The datasets.Insects class loads the Insects dataset, which provides multiple variants for concept drift evaluation. Each variant offers a different type of drift (abrupt, gradual, incremental, or combinations thereof) with 33 numerical features and 6 classes (24 for the out-of-control variant). The variant is selected at construction time. Both classes inherit from base.RemoteDataset and implement the standard River dataset iterator interface.
Usage
Import these datasets when you need a non-stationary data stream for evaluating drift-adaptive classifiers, drift detectors, or ensemble methods. They are commonly used with evaluate.progressive_val_score to benchmark models on concept drift scenarios.
Code Reference
Source Location
- Elec2:
river/datasets/elec2.py:L8-L51 - Insects:
river/datasets/insects.py:L8-L131
Signature
class Elec2(base.RemoteDataset):
def __init__(self) -> None
class Insects(base.RemoteDataset):
def __init__(self, variant: str = "abrupt_balanced")
Import
from river import datasets
Key Parameters
Elec2 takes no parameters.
Insects parameters:
| Parameter | Type | Default | Description |
|---|---|---|---|
variant |
str | "abrupt_balanced" | Which drift variant to load. Options: "abrupt_balanced", "abrupt_imbalanced", "gradual_balanced", "gradual_imbalanced", "incremental_abrupt_balanced", "incremental_reoccurring_balanced", "incremental_balanced" |
I/O Contract
Inputs
| Parameter | Type | Description |
|---|---|---|
| (constructor) | — | No input data needed at construction; datasets are downloaded on first iteration |
Outputs
| Output | Type | Description |
|---|---|---|
| Elec2 iterator | Iterator yielding (x: dict, y: bool) |
Each x is a dict of 8 float features; y is True (UP) or False (DOWN) |
| Insects iterator | Iterator yielding (x: dict, y: str) |
Each x is a dict of 33 features (f1..f33 as strings); y is the class label string |
Elec2 dataset properties: 45,312 samples, 8 features, binary classification (UP/DOWN).

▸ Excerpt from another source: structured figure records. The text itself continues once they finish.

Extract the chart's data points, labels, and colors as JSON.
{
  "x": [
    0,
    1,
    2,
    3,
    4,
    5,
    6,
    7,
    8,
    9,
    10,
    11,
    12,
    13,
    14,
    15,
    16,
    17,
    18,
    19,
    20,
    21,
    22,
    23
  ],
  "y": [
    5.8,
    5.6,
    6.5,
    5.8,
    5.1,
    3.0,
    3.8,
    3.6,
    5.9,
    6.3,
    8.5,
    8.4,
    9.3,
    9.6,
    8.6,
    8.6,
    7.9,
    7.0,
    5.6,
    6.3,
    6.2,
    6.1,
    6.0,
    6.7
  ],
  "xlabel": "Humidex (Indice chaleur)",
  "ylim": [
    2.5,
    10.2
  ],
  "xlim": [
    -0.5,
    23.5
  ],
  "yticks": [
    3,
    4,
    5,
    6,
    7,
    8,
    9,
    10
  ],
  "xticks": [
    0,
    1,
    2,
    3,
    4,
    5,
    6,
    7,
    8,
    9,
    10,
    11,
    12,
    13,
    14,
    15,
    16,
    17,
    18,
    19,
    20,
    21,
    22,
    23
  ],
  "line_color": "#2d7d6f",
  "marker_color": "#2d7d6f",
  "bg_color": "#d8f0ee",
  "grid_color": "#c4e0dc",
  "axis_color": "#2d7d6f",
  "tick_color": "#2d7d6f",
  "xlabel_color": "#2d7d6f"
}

Insects dataset properties: Varies by variant (24,150 to 355,275 samples), 33 features, 6-class classification.
Usage Examples
Loading the Elec2 Dataset
from river import datasets
dataset = datasets.Elec2()
for x, y in dataset:
print(x, y)
break
# x is a dict with keys: date, day, period, nswprice, nswdemand, vicprice, vicdemand, transfer
# y is True (UP) or False (DOWN)
Loading the Insects Dataset with a Specific Variant
from river import datasets
# Load the gradual drift variant
dataset = datasets.Insects(variant="gradual_balanced")
for x, y in dataset:
print(x, y)
break
# x is a dict with keys f1..f33
# y is a class label string
Using Elec2 with Progressive Validation
from river import datasets, evaluate, metrics, tree
dataset = datasets.Elec2().take(3000)
model = tree.HoeffdingAdaptiveTreeClassifier(seed=42)
metric = metrics.Accuracy()
evaluate.progressive_val_score(dataset, model, metric)
# Accuracy: ...